Figure 4.. Role of integrin α_vβ₈ in RORγt⁺ antigen presenting cell-dependent iTreg cell differentiation.

a, Frequency of iTreg cells among proliferating donor-derived Hh-specific cells in the MLN at 3 days after transfer of naïve CFSE-labeled Hh7–2 T cells into mice treated with 200μg of ADWA11 blocking antibody (n=8) or left untreated (n=8), on the day of adoptive transfer. Data summarize three independent experiments. b, Hh7–2 T cell proliferation and differentiation in the MLN of Itgav^ΔCD11c (n=5) and littermate controls (n=15) at 3 days after adoptive transfer. Data summarize three independent experiments. c, Proliferation and differentiation of Hh-specific iTreg cells in the MLN of Itgav^ΔRORγt (n=6) and littermate control mice (n=8). CFSE-labeled Hh7–2 T cells were analyzed at 3 days following their adoptive transfer into Hh-colonized mice. Representative flow cytometry profiles (left) and aggregate data (right). Data summarize three independent experiments. d, Transcription factor expression in Hh7–2 T cells (left panels) and in endogenous CD4⁺ T cells (right panels) from colon lamina propria (LP) at 10 days after adoptive transfer into Itgav^ΔRORγt mice (n=3) and control littermates (n=6). Data summarize two independent experiments. Representative dot plots and aggregate data are shown (right panels). e, Scheme for mixed bone marrow chimeric mouse experiment, with control, Itgav^ΔRORγt or MHCII^ΔCD11c cells administered to irradiated host mice (created with BioRender.com). f, Bar graphs showing iTreg frequency among Hh7–2 T cells in the colon LP at 10 days after their transfer into the bone marrow chimeric mice, reconstituted with different combinations of donor cells as indicated. Control mice (n=3), MHCII^ΔCD11c (n=3), MHCII^ΔCD11c and WT (n=4), Itgav^ΔRORγt and WT (n=4) and MHCII^ΔCD11c and Itgav^ΔRORγt (n=4). All statistics were calculated by unpaired two-sided Welch’s t-test. Error bars denote mean ± s.d. p-values are indicated in the figure.

Figure 5.. Antigen presentation by RORγt⁺ cells is sufficient to promote iTreg cell differentiation.

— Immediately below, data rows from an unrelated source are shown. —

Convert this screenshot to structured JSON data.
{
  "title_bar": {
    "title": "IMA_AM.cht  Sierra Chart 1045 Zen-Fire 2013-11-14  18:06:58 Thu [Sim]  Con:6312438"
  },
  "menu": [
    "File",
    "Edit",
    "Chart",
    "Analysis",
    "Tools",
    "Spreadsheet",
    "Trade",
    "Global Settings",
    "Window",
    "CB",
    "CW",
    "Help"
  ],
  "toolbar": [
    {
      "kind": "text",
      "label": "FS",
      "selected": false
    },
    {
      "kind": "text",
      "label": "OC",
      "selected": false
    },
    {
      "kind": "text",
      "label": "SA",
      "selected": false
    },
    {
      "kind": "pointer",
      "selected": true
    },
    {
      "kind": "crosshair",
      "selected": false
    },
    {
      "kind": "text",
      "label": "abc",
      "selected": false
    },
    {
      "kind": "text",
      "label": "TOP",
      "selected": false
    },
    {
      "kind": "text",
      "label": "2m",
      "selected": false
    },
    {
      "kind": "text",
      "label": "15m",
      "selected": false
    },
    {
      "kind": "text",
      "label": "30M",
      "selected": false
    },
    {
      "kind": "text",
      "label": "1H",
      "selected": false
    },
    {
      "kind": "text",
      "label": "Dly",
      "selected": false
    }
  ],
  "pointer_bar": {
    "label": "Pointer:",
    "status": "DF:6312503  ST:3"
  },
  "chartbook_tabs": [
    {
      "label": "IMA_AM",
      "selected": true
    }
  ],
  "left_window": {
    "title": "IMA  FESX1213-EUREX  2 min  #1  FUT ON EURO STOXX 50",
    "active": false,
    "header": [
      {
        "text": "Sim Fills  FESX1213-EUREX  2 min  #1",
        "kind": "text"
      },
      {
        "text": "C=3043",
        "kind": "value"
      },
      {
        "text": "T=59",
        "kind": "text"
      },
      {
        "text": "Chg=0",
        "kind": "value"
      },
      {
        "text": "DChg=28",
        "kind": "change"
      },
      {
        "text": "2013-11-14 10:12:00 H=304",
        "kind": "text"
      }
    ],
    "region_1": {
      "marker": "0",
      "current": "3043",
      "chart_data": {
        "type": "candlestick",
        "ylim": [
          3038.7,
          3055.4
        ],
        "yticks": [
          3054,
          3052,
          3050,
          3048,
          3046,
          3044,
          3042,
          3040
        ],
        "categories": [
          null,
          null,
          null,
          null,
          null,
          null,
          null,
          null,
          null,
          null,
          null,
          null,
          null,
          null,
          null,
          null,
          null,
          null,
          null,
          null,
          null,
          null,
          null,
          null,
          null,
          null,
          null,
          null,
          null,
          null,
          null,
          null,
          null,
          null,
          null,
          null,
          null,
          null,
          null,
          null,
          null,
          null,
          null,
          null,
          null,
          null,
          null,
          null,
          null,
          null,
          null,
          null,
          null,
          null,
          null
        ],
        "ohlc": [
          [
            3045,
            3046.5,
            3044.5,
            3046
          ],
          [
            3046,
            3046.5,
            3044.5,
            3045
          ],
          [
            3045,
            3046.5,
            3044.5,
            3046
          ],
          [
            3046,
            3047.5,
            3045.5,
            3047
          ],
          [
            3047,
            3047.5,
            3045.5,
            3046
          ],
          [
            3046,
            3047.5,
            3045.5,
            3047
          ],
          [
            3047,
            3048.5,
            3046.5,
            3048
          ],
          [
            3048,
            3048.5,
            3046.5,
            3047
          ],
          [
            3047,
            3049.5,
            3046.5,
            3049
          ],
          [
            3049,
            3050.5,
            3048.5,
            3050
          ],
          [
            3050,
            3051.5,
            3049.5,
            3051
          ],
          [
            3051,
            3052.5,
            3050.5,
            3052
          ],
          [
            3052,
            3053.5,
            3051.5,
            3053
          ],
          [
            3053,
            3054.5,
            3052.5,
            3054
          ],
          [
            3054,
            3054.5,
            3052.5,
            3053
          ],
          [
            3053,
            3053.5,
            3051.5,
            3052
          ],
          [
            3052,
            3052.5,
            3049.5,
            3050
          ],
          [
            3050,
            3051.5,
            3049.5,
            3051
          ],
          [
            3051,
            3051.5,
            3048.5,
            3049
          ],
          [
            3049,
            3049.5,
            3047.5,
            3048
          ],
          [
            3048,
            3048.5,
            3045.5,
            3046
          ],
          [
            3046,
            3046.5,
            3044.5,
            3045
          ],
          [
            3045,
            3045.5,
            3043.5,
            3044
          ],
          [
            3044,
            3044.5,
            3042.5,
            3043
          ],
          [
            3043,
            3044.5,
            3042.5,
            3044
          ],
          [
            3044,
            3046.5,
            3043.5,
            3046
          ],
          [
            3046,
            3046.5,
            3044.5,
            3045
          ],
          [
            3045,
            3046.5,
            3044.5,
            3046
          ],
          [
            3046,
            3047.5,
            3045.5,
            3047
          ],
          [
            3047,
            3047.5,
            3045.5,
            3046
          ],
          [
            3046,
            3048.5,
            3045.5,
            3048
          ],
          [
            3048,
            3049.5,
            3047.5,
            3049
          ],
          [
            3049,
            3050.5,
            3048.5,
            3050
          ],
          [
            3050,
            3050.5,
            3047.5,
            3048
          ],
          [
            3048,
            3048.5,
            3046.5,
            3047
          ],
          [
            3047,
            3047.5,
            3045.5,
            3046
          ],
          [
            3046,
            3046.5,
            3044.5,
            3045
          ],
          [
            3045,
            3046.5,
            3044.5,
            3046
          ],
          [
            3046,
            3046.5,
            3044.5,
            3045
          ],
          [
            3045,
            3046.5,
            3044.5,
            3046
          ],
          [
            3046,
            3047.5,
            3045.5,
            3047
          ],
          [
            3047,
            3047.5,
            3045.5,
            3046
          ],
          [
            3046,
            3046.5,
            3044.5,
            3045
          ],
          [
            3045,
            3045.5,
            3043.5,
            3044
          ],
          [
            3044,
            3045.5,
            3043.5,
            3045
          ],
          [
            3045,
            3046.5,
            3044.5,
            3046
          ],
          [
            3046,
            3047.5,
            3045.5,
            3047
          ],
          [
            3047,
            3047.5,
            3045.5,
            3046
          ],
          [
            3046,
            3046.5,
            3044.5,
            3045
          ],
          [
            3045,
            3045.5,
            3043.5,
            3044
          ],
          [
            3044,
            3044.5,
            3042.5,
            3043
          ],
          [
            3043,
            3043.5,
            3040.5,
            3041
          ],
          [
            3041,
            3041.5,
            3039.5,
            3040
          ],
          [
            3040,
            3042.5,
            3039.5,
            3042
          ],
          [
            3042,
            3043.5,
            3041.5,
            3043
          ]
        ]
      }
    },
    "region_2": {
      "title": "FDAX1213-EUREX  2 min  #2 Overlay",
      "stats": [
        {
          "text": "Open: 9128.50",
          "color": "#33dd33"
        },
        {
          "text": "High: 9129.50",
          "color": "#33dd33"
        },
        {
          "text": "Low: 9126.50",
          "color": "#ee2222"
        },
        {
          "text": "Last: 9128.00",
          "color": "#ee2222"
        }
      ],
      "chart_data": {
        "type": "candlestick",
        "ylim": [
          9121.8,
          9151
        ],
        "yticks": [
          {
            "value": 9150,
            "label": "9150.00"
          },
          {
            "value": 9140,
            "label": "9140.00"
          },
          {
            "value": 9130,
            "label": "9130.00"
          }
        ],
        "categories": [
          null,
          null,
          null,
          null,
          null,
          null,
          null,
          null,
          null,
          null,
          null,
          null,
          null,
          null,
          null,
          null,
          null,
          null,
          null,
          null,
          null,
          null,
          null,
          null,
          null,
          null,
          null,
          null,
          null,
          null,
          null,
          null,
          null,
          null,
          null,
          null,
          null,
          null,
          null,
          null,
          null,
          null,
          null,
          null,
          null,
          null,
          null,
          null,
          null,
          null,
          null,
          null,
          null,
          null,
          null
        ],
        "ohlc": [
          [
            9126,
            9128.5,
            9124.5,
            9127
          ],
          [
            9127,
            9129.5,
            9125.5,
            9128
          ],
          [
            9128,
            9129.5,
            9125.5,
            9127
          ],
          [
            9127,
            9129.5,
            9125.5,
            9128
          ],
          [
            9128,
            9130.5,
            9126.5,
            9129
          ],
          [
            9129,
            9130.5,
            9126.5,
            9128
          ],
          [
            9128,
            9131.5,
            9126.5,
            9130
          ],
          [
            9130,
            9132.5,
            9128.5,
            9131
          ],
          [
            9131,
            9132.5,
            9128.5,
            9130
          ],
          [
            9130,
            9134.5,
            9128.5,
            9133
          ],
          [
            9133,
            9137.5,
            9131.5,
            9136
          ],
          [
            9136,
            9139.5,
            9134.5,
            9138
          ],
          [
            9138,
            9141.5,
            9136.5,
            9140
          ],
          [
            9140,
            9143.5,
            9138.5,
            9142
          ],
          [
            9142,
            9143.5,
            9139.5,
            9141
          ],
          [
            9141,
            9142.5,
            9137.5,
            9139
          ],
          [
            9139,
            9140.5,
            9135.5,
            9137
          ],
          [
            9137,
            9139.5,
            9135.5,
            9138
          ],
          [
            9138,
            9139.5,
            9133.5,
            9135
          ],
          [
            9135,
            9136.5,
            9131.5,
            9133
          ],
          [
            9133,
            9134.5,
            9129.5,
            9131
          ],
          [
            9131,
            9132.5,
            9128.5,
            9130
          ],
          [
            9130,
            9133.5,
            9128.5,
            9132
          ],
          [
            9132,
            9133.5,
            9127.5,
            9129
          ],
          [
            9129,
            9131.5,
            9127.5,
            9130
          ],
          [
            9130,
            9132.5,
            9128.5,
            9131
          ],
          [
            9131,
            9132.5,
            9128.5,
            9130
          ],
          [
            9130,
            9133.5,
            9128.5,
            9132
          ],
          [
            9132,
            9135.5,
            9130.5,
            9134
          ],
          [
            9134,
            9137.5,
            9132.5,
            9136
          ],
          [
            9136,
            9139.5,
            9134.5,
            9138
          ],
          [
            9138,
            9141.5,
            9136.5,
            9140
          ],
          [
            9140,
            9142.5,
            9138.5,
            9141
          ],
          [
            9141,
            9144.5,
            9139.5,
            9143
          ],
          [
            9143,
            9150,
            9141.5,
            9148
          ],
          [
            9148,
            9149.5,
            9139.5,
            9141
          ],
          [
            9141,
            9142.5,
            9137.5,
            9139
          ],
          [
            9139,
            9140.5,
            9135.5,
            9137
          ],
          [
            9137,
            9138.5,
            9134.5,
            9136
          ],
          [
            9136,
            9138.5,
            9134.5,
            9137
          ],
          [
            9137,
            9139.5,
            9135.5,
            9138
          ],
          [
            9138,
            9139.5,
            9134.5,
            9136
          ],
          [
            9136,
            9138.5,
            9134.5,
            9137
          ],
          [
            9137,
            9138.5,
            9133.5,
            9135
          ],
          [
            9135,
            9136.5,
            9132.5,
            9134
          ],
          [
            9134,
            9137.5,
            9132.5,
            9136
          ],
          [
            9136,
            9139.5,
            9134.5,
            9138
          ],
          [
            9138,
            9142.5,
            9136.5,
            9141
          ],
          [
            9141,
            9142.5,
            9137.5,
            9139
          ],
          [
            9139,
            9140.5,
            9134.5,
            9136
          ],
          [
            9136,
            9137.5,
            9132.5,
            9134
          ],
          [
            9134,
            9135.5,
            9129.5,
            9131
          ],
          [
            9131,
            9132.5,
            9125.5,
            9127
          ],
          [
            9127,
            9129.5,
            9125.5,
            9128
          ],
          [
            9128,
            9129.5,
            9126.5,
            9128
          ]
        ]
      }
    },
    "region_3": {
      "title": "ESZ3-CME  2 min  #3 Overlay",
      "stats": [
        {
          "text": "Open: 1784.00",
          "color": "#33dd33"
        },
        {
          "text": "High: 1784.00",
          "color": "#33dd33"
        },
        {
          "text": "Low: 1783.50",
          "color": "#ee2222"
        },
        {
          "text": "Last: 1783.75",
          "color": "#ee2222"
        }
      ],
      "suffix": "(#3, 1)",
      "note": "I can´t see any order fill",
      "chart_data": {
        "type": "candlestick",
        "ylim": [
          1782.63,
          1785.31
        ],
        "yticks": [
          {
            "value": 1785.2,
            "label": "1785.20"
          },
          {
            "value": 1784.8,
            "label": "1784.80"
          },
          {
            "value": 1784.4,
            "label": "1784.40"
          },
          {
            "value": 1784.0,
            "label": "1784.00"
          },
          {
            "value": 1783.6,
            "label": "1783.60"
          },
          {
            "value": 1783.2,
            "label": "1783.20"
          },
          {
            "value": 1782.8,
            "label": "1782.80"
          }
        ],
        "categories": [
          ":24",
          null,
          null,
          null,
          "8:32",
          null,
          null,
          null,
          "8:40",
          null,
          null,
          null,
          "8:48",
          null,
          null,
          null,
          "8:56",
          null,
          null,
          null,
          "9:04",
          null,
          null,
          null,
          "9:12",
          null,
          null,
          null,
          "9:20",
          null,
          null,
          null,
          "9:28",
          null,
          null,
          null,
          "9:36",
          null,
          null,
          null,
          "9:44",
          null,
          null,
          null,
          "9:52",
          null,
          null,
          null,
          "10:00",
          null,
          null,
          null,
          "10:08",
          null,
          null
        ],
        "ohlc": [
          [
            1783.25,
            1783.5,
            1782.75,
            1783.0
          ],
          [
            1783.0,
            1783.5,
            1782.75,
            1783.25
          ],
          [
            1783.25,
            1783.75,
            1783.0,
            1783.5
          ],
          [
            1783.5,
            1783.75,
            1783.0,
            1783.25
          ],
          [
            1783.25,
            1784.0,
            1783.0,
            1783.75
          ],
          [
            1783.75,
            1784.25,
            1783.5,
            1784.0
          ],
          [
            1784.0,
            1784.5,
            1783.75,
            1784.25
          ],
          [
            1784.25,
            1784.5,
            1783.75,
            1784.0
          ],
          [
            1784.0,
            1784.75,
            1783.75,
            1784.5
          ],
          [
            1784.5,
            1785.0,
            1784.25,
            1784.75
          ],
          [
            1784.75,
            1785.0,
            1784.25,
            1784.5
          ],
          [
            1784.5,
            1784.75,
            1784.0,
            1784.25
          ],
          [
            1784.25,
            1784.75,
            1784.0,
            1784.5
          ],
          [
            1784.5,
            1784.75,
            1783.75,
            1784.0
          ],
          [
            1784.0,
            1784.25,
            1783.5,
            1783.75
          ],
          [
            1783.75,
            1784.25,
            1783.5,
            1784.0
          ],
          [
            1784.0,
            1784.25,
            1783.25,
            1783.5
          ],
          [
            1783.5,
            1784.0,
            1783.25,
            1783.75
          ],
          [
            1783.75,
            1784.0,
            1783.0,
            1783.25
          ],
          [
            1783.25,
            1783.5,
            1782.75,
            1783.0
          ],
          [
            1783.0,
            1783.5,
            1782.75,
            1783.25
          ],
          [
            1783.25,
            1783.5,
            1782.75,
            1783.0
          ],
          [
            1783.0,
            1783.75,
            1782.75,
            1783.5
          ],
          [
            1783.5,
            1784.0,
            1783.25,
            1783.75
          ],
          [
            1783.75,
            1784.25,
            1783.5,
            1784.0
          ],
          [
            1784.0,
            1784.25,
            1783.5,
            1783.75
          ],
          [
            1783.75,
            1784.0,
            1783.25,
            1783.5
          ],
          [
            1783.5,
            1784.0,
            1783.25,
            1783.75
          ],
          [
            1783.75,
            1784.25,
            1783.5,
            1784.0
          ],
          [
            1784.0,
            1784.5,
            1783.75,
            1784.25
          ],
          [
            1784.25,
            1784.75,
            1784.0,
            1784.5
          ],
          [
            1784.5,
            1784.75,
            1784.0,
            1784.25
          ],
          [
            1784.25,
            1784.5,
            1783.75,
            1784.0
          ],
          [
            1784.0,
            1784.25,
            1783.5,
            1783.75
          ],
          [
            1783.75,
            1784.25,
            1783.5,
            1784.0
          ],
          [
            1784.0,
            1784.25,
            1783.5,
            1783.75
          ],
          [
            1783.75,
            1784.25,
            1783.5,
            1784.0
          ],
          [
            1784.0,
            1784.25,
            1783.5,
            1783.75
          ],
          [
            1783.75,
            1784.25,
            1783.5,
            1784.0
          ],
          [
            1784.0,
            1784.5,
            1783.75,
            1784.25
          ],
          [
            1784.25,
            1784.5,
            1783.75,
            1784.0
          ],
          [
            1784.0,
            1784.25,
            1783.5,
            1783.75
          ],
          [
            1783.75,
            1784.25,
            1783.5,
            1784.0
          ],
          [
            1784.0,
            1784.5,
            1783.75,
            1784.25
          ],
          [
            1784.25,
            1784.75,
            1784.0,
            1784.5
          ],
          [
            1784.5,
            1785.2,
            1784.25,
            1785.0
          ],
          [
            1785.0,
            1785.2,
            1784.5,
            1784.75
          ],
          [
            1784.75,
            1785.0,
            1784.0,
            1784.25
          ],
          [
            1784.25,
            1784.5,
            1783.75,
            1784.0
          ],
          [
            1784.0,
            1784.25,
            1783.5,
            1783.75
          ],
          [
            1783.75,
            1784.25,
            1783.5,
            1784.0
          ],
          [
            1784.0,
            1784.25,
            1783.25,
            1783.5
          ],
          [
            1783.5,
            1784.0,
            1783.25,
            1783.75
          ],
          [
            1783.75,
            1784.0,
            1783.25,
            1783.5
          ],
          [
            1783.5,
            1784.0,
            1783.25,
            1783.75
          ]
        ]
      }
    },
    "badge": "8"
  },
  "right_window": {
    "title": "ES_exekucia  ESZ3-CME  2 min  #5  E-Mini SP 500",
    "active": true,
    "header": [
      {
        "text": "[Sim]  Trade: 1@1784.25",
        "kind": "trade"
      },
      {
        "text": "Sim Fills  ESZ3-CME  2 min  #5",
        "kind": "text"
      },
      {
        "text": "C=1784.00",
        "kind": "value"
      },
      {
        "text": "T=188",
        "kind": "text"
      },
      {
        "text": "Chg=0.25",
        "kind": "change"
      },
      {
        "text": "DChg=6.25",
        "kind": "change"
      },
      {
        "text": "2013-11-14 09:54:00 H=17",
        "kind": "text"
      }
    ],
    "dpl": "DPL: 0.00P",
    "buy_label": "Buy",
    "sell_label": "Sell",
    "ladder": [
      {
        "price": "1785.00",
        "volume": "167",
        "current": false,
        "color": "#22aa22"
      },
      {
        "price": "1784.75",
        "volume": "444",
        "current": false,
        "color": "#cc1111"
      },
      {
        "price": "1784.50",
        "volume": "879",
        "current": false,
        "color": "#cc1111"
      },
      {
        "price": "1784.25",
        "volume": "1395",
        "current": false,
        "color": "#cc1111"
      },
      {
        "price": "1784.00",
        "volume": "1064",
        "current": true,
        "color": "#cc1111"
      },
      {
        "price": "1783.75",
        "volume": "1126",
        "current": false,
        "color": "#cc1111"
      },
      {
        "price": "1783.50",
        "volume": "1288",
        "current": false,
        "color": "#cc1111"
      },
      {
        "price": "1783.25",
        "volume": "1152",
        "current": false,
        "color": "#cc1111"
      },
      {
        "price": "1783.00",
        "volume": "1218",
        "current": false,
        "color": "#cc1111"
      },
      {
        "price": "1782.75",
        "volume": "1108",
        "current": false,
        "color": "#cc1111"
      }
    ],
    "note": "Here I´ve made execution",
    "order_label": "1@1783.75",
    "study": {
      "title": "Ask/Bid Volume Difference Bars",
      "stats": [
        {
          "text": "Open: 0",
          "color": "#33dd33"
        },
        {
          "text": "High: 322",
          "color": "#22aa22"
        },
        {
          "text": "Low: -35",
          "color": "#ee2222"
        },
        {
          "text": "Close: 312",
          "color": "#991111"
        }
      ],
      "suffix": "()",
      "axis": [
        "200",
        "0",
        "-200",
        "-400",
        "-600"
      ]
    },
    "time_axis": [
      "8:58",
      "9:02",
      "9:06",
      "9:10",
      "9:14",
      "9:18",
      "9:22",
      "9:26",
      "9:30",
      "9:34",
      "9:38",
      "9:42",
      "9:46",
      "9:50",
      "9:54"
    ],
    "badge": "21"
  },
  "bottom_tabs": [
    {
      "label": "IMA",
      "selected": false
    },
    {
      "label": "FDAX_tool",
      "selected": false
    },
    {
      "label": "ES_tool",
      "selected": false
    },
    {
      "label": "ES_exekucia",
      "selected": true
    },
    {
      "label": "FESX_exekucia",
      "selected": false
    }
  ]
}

a, Experimental design (created with BioRender.com). b, MHCII frequency in donor bone marrow-derived cDC2 (gated TCRβ⁻, TCRγδ, B220⁻, CD45.2⁺, CD11c⁺, CD11b⁺ Sirpa⁺) and RORγt⁺ cells (gated as TCRβ⁻, TCRγδ⁻, B220⁻, RORγt⁺, CD45.2⁺) in MLN from chimeric mice reconstituted with combinations of donor BM cells as indicated. c, Representative flow cytometry of Hh7–2 T cell differentiation in colon lamina propria of Hh-colonized bone marrow chimeric mice, 12 days after transfer of naive TCR transgenic T cells. d, Aggregate data for differentiation of Hh7–2 T cells in bone marrow chimeric mice reconstituted with cells of indicated genotypes. WT (n=10), MHCII^ΔCD11c (n=9), MHCII^ΔCD11c and WT (n=8), MHCII^ΔCD11c and MHCII-ON^ΔRORγt (n=9). Data summarize three independent experiments. All statistics were calculated by unpaired two-sided Welch’s t-test. Error bars denote mean ± s.d. p-values are indicated in the figure.